Materiaal

Bij het injecteren gebruik je materiaal om de medicijnen klaar te maken (om ze op te lossen en/of te verdunnen) en om ze toe te dienen.

 

Spuiten

Er bestaan verschillende typen spuiten. Voor injecteren gebruik je over het algemeen wegwerpspuiten voor eenmalig gebruik. Er zijn verschillende maten. Veelgebruikte maten zijn 1 ml, 2 ml, 5 ml, 10 ml, 20 ml, 30 ml, 35 ml, 50 ml en 60 ml.

Spuiten zitten per stuk verpakt en zijn steriel. Deze spuiten zijn voor eenmalig gebruik. Je hoeft de medicatie niet steriel op te trekken, wel doe je dit zo schoon mogelijk. Dit noem je aseptisch werken.

Spuiten kunnen een draai-aansluiting (luerlock) hebben of een tip. Hier bevestig je de naalden op. Dit bevestigingspunt van de spuit wordt de conus genoemd. Bij een luerlock-aansluiting wordt de naald dus op de conus gedraaid. Hiermee voorkom je dat de naald van de spuit af schiet.

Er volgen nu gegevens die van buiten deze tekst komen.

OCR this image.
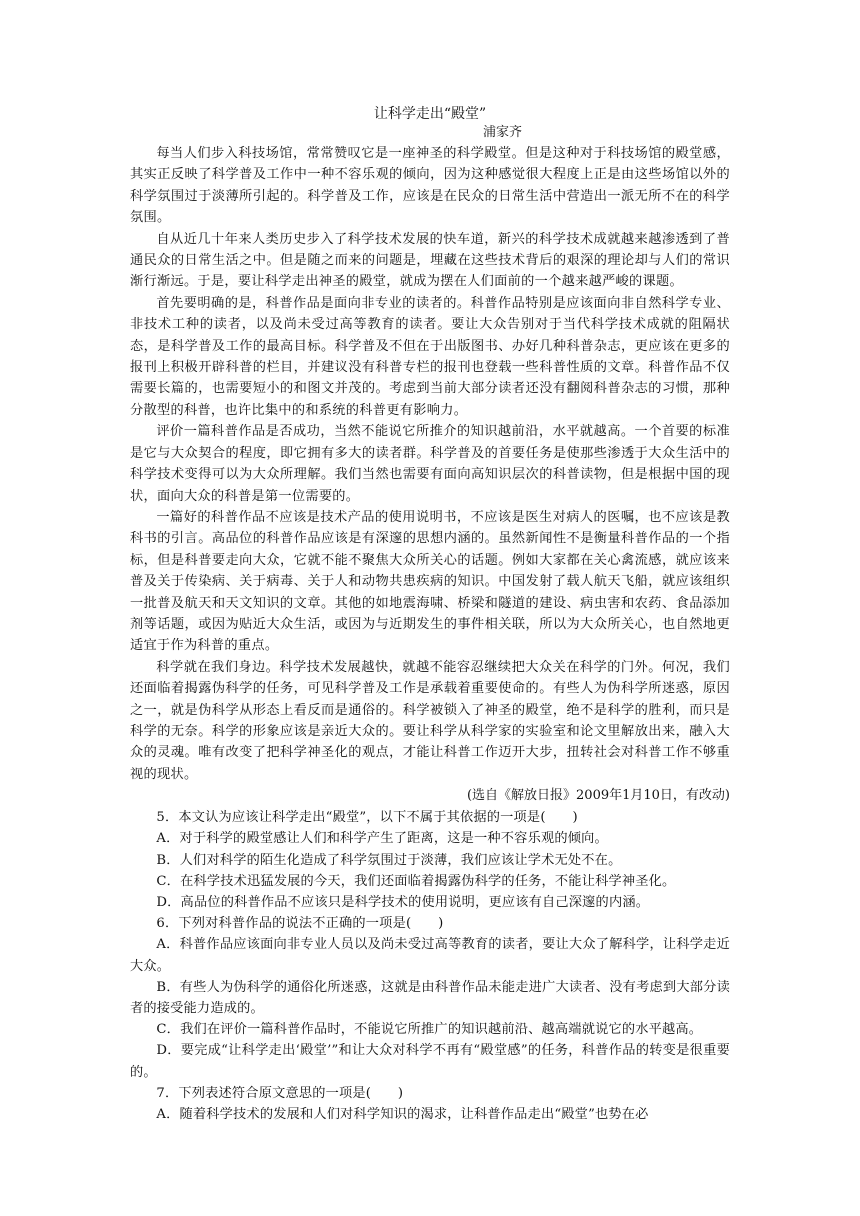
让科学走出“殿堂”

浦家齐

每当人们步入科技场馆，常常赞叹它是一座神圣的科学殿堂。但是这种对于科技场馆的殿堂感，其实正反映了科学普及工作中一种不容乐观的倾向，因为这种感觉很大程度上正是由这些场馆以外的科学氛围过于淡薄所引起的。科学普及工作，应该是在民众的日常生活中营造出一派无所不在的科学氛围。

自从近几十年来人类历史步入了科学技术发展的快车道，新兴的科学技术成就越来越渗透到了普通民众的日常生活之中。但是随之而来的问题是，埋藏在这些技术背后的艰深的理论却与人们的常识渐行渐远。于是，要让科学走出神圣的殿堂，就成为摆在人们面前的一个越来越严峻的课题。

首先要明确的是，科普作品是面向非专业的读者的。科普作品特别是应该面向非自然科学专业、非技术工种的读者，以及尚未受过高等教育的读者。要让大众告别对于当代科学技术成就的阻隔状态，是科学普及工作的最高目标。科学普及不但在于出版图书、办好几种科普杂志，更应该在更多的报刊上积极开辟科普的栏目，并建议没有科普专栏的报刊也登载一些科普性质的文章。科普作品不仅需要长篇的，也需要短小的和图文并茂的。考虑到当前大部分读者还没有翻阅科普杂志的习惯，那种分散型的科普，也许比集中的和系统的科普更有影响力。

评价一篇科普作品是否成功，当然不能说它所推介的知识越前沿，水平就越高。一个首要的标准是它与大众契合的程度，即它拥有多大的读者群。科学普及的首要任务是使那些渗透于大众生活中的科学技术变得可以为大众所理解。我们当然也需要有面向高知识层次的科普读物，但是根据中国的现状，面向大众的科普是第一位需要的。

一篇好的科普作品不应该是技术产品的使用说明书，不应该是医生对病人的医嘱，也不应该是教科书的引言。高品位的科普作品应该是有深邃的思想内涵的。虽然新闻性不是衡量科普作品的一个指标，但是科普要走向大众，它就不能不聚焦大众所关心的话题。例如大家都在关心禽流感，就应该来普及关于传染病、关于病毒、关于人和动物共患疾病的知识。中国发射了载人航天飞船，就应该组织一批普及航天和天文知识的文章。其他的如地震海啸、桥梁和隧道的建设、病虫害和农药、食品添加剂等话题，或因为贴近大众生活，或因为与近期发生的事件相关联，所以为大众所关心，也自然地更适宜于作为科普的重点。

科学就在我们身边。科学技术发展越快，就越不能容忍继续把大众关在科学的门外。何况，我们还面临着揭露伪科学的任务，可见科学普及工作是承载着重要使命的。有些人为伪科学所迷惑，原因之一，就是伪科学从形态上看反而是通俗的。科学被锁入了神圣的殿堂，绝不是科学的胜利，而只是科学的无奈。科学的形象应该是亲近大众的。要让科学从科学家的实验室和论文里解放出来，融入大众的灵魂。唯有改变了把科学神圣化的观点，才能让科普工作迈开大步，扭转社会对科普工作不够重视的现状。

(选自《解放日报》2009年1月10日，有改动)

5．本文认为应该让科学走出“殿堂”，以下不属于其依据的一项是(　　)

A．对于科学的殿堂感让人们和科学产生了距离，这是一种不容乐观的倾向。

B．人们对科学的陌生化造成了科学氛围过于淡薄，我们应该让学术无处不在。

C．在科学技术迅猛发展的今天，我们还面临着揭露伪科学的任务，不能让科学神圣化。

D．高品位的科普作品不应该只是科学技术的使用说明，更应该有自己深邃的内涵。

6．下列对科普作品的说法不正确的一项是(　　)

A．科普作品应该面向非专业人员以及尚未受过高等教育的读者，要让大众了解科学，让科学走近大众。

B．有些人为伪科学的通俗化所迷惑，这就是由科普作品未能走进广大读者、没有考虑到大部分读者的接受能力造成的。

C．我们在评价一篇科普作品时，不能说它所推广的知识越前沿、越高端就说它的水平越高。

D．要完成“让科学走出‘殿堂’”和让大众对科学不再有“殿堂感”的任务，科普作品的转变是很重要的。

7．下列表述符合原文意思的一项是(　　)

A．随着科学技术的发展和人们对科学知识的渴求，让科普作品走出“殿堂”也势在必
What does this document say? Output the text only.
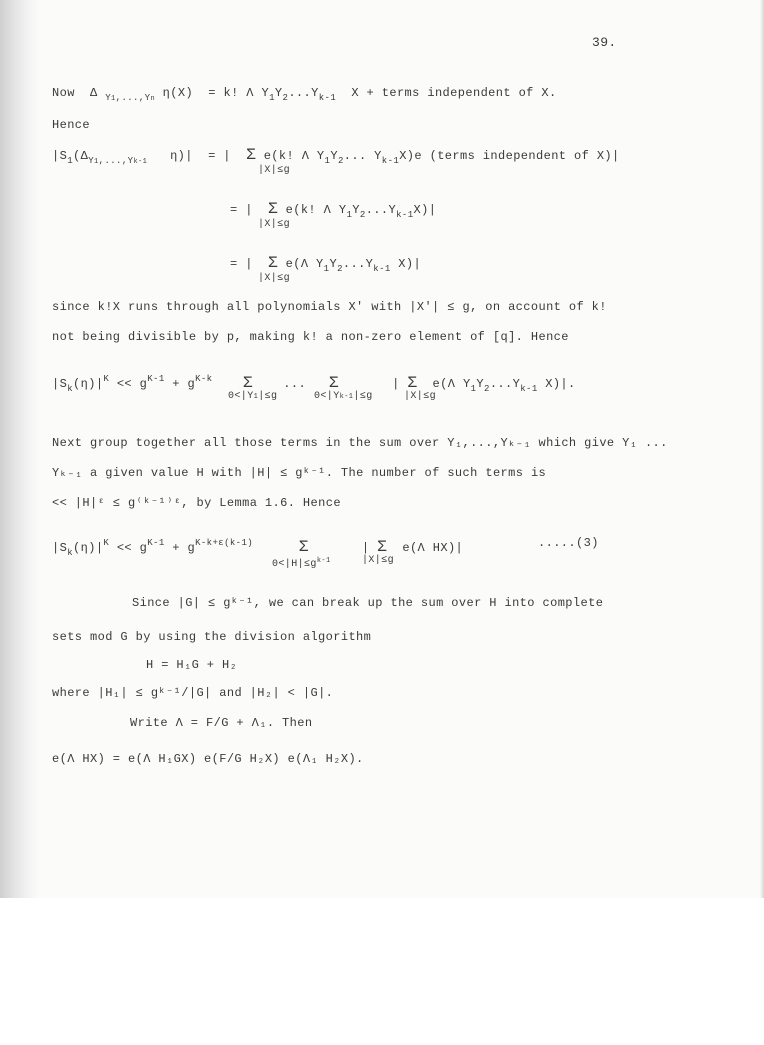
39.
Now  Δ $_{Y1,...,Yn}$ η(X)  = k! Λ $Y_1Y_2...Y_{k-1}$  X + terms independent of X.
Hence
$|S_1(\Delta_{Y1,...,Yk-1}$   η)|  = |  Σ e(k! Λ $Y_1Y_2$... $Y_{k-1}X)e$ (terms independent of X)|
|X|≤g
= |  Σ e(k! Λ $Y_1Y_2...Y_{k-1}X)|$
|X|≤g
= |  Σ e(Λ $Y_1Y_2...Y_{k-1}$ X)|
|X|≤g
since k!X runs through all polynomials X' with |X'| ≤ g, on account of k!
not being divisible by p, making k! a non-zero element of [q]. Hence
$|S_k(\eta)|^K << g^{K-1} + g^{K-k}$ Σ    ...   Σ       | Σ  e(Λ $Y_1Y_2...Y_{k-1}$ X)|.
0<|Y1|≤g	0<|Yk-1|≤g	|X|≤g
Next group together all those terms in the sum over Y₁,...,Yₖ₋₁ which give Y₁ ...
Yₖ₋₁ a given value H with |H| ≤ gᵏ⁻¹. The number of such terms is
<< |H|ᵋ ≤ g⁽ᵏ⁻¹⁾ᵋ, by Lemma 1.6. Hence
$|S_k(\eta)|^K << g^{K-1} + g^{K-k+\varepsilon(k-1)}$	Σ       | Σ  e(Λ HX)|	.....(3)
$0<|H|\le g^{k-1}$	|X|≤g
Since |G| ≤ gᵏ⁻¹, we can break up the sum over H into complete
sets mod G by using the division algorithm
H = H₁G + H₂
where |H₁| ≤ gᵏ⁻¹/|G| and |H₂| < |G|.
Write Λ = F/G + Λ₁. Then
e(Λ HX) = e(Λ H₁GX) e(F/G H₂X) e(Λ₁ H₂X).
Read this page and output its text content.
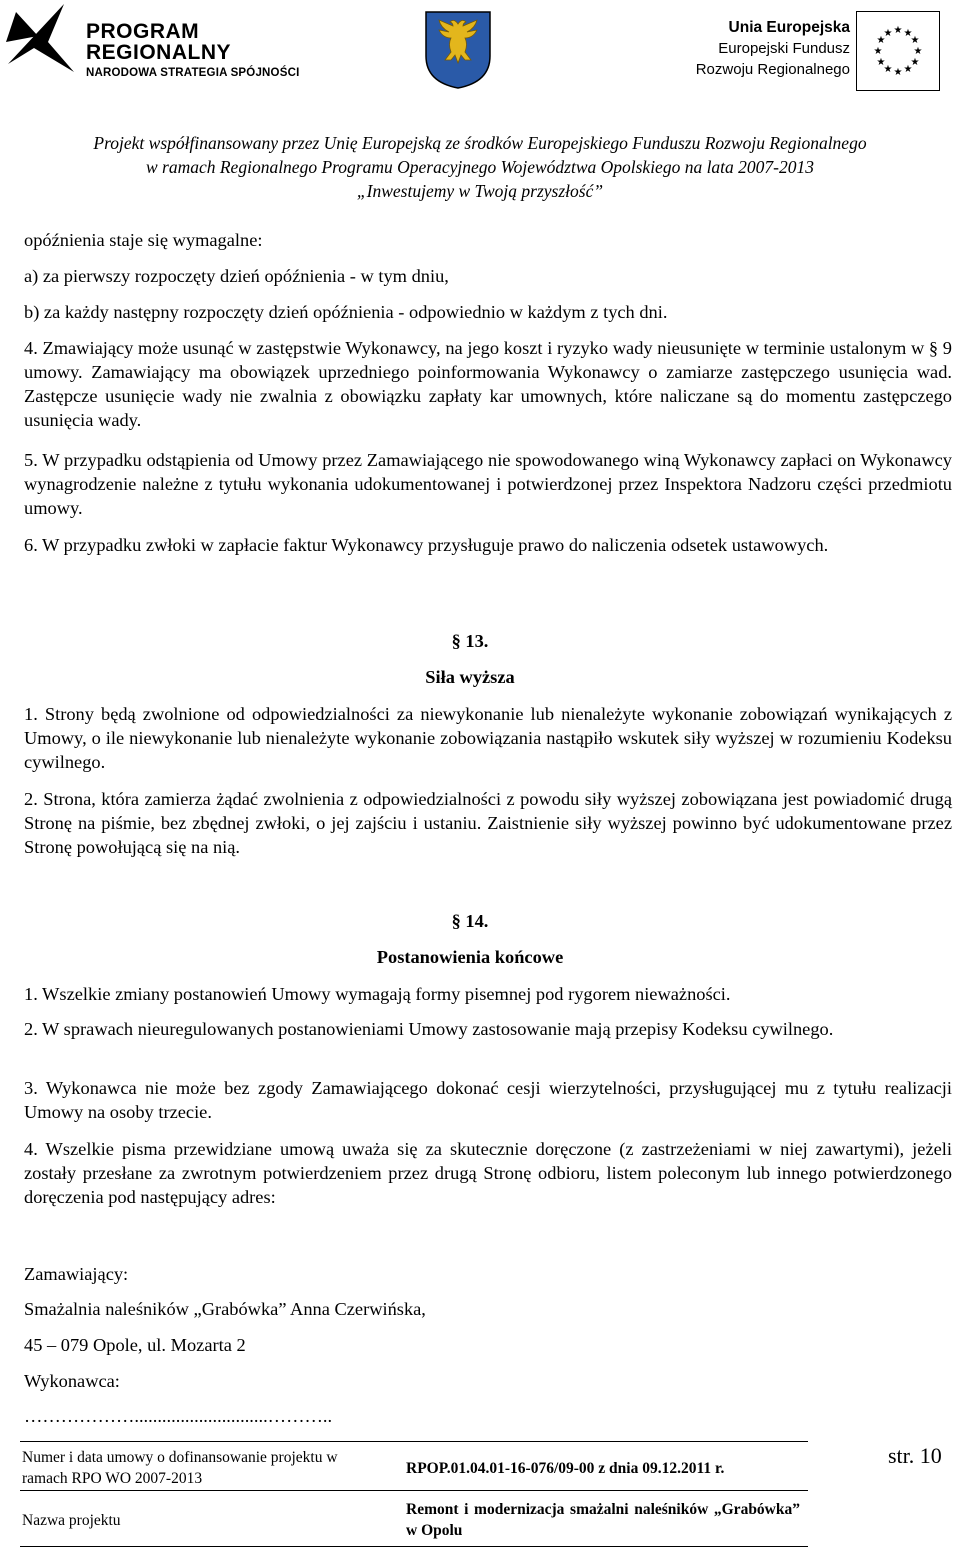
PROGRAM
REGIONALNY
NARODOWA STRATEGIA SPÓJNOŚCI
Unia Europejska
Europejski Fundusz
Rozwoju Regionalnego
★ ★
★
★
★
★
★
★
★
★
★
★
Projekt współfinansowany przez Unię Europejską ze środków Europejskiego Funduszu Rozwoju Regionalnego
w ramach Regionalnego Programu Operacyjnego Województwa Opolskiego na lata 2007-2013
„Inwestujemy w Twoją przyszłość”

opóźnienia staje się wymagalne:

a) za pierwszy rozpoczęty dzień opóźnienia - w tym dniu,

b) za każdy następny rozpoczęty dzień opóźnienia - odpowiednio w każdym z tych dni.

4. Zmawiający może usunąć w zastępstwie Wykonawcy, na jego koszt i ryzyko wady nieusunięte w terminie ustalonym w § 9 umowy. Zamawiający ma obowiązek uprzedniego poinformowania Wykonawcy o zamiarze zastępczego usunięcia wad. Zastępcze usunięcie wady nie zwalnia z obowiązku zapłaty kar umownych, które naliczane są do momentu zastępczego usunięcia wady.

5. W przypadku odstąpienia od Umowy przez Zamawiającego nie spowodowanego winą Wykonawcy zapłaci on Wykonawcy wynagrodzenie należne z tytułu wykonania udokumentowanej i potwierdzonej przez Inspektora Nadzoru części przedmiotu umowy.

6. W przypadku zwłoki w zapłacie faktur Wykonawcy przysługuje prawo do naliczenia odsetek ustawowych.

§ 13.
Siła wyższa

1. Strony będą zwolnione od odpowiedzialności za niewykonanie lub nienależyte wykonanie zobowiązań wynikających z Umowy, o ile niewykonanie lub nienależyte wykonanie zobowiązania nastąpiło wskutek siły wyższej w rozumieniu Kodeksu cywilnego.

2. Strona, która zamierza żądać zwolnienia z odpowiedzialności z powodu siły wyższej zobowiązana jest powiadomić drugą Stronę na piśmie, bez zbędnej zwłoki, o jej zajściu i ustaniu. Zaistnienie siły wyższej powinno być udokumentowane przez Stronę powołującą się na nią.

§ 14.
Postanowienia końcowe

1. Wszelkie zmiany postanowień Umowy wymagają formy pisemnej pod rygorem nieważności.

2. W sprawach nieuregulowanych postanowieniami Umowy zastosowanie mają przepisy Kodeksu cywilnego.

3. Wykonawca nie może bez zgody Zamawiającego dokonać cesji wierzytelności, przysługującej mu z tytułu realizacji Umowy na osoby trzecie.

4. Wszelkie pisma przewidziane umową uważa się za skutecznie doręczone (z zastrzeżeniami w niej zawartymi), jeżeli zostały przesłane za zwrotnym potwierdzeniem przez drugą Stronę odbioru, listem poleconym lub innego potwierdzonego doręczenia pod następujący adres:

Zamawiający:

Smażalnia naleśników „Grabówka” Anna Czerwińska,

45 – 079 Opole, ul. Mozarta 2

Wykonawca:

……………….............................………..

Numer i data umowy o dofinansowanie projektu w ramach RPO WO 2007-2013
RPOP.01.04.01-16-076/09-00 z dnia 09.12.2011 r.
Nazwa projektu
Remont i modernizacja smażalni naleśników „Grabówka” w Opolu
str. 10
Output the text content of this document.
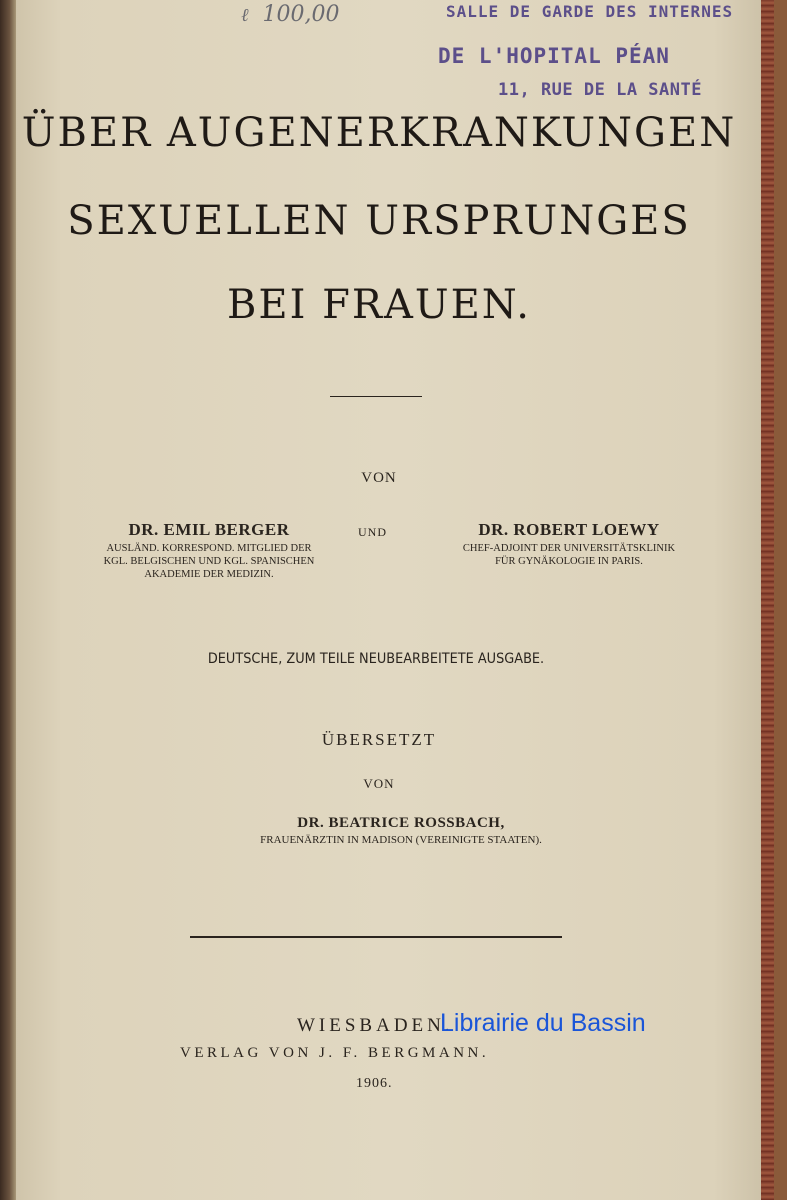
ℓ 100,00	SALLE DE GARDE DES INTERNES
DE L'HOPITAL PÉAN
11, RUE DE LA SANTÉ
ÜBER AUGENERKRANKUNGEN
SEXUELLEN URSPRUNGES
BEI FRAUEN.
VON
DR. EMIL BERGER
AUSLÄND. KORRESPOND. MITGLIED DER
KGL. BELGISCHEN UND KGL. SPANISCHEN
AKADEMIE DER MEDIZIN.
UND	DR. ROBERT LOEWY
CHEF-ADJOINT DER UNIVERSITÄTSKLINIK
FÜR GYNÄKOLOGIE IN PARIS.
DEUTSCHE, ZUM TEILE NEUBEARBEITETE AUSGABE.
ÜBERSETZT
VON
DR. BEATRICE ROSSBACH,
FRAUENÄRZTIN IN MADISON (VEREINIGTE STAATEN).
WIESBADEN.
VERLAG VON J. F. BERGMANN.
1906.
Librairie du Bassin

Kant-en-klare spuiten zijn spuiten die worden geleverd met de juiste hoeveelheid medicijnen al in de spuit. In deze spuiten zit altijd een luchtbel. Je hoeft deze spuiten niet te ontluchten voor je ze gebruikt.

 

 

Naalden

Bij het toedienen van injecties en het opzuigen van injectievloeistoffen gebruik je wegwerpnaalden. Er bestaan naalden in verschillende lengtes en diktes.

Je maakt de injectienaald via de conus aan de spuit vast. Het voorkomt lekken tussen de spuit en de naald. De kleur van de conus geeft de diameter van de naald aan. Hierover zijn internationaal afspraken gemaakt. De kleur zegt niets over de lengte van de naald. In de meeste ziekenhuizen is van een bepaalde kleur naald maar één lengte beschikbaar. Dit voorkomt verwarring.

Voor subcutane injecties bij volwassenen gebruik je dunne korte naalden, bijvoorbeeld van 0,6 x 25 mm (diameter x lengte). Dit zijn blauwe naalden.

Voor intramusculaire injecties bij volwassenen gebruik je iets dikkere en langere naalden, bijvoorbeeld van 0,8 x 38-40 mm (diameter x lengte). Dit zijn groene naalden.

De diameter van de naald kan ook worden uitgedrukt in Gauge (G). Hoe groter de diameter, hoe kleiner het aantal Gauge.

Veiligheidsnaalden zijn naalden met een beschermingsmechanisme. Deze naalden hebben bijvoorbeeld een beschermkapje. Dat kun je na gebruik over de naald heen klappen. Zo verklein je het risico om jezelf te prikken.

 

 

Naaldencontainer

Na gebruik moet je losse naalden altijd in een naaldencontainer weggooien. Naaldencontainers zijn gemaakt van hard plastic. Je moet ze goed afsluiten en op een veilige plaats opbergen. Op de naaldencontainer staat altijd een lijn. Je mag de container nooit vullen tot boven de lijn. Als je dat wel doet, kan de volgende die een naald weg wil gooien zich prikken. Wanneer de naaldencontainer vol zit, sluit je deze goed af en wordt deze verwijderd via het chemisch afval.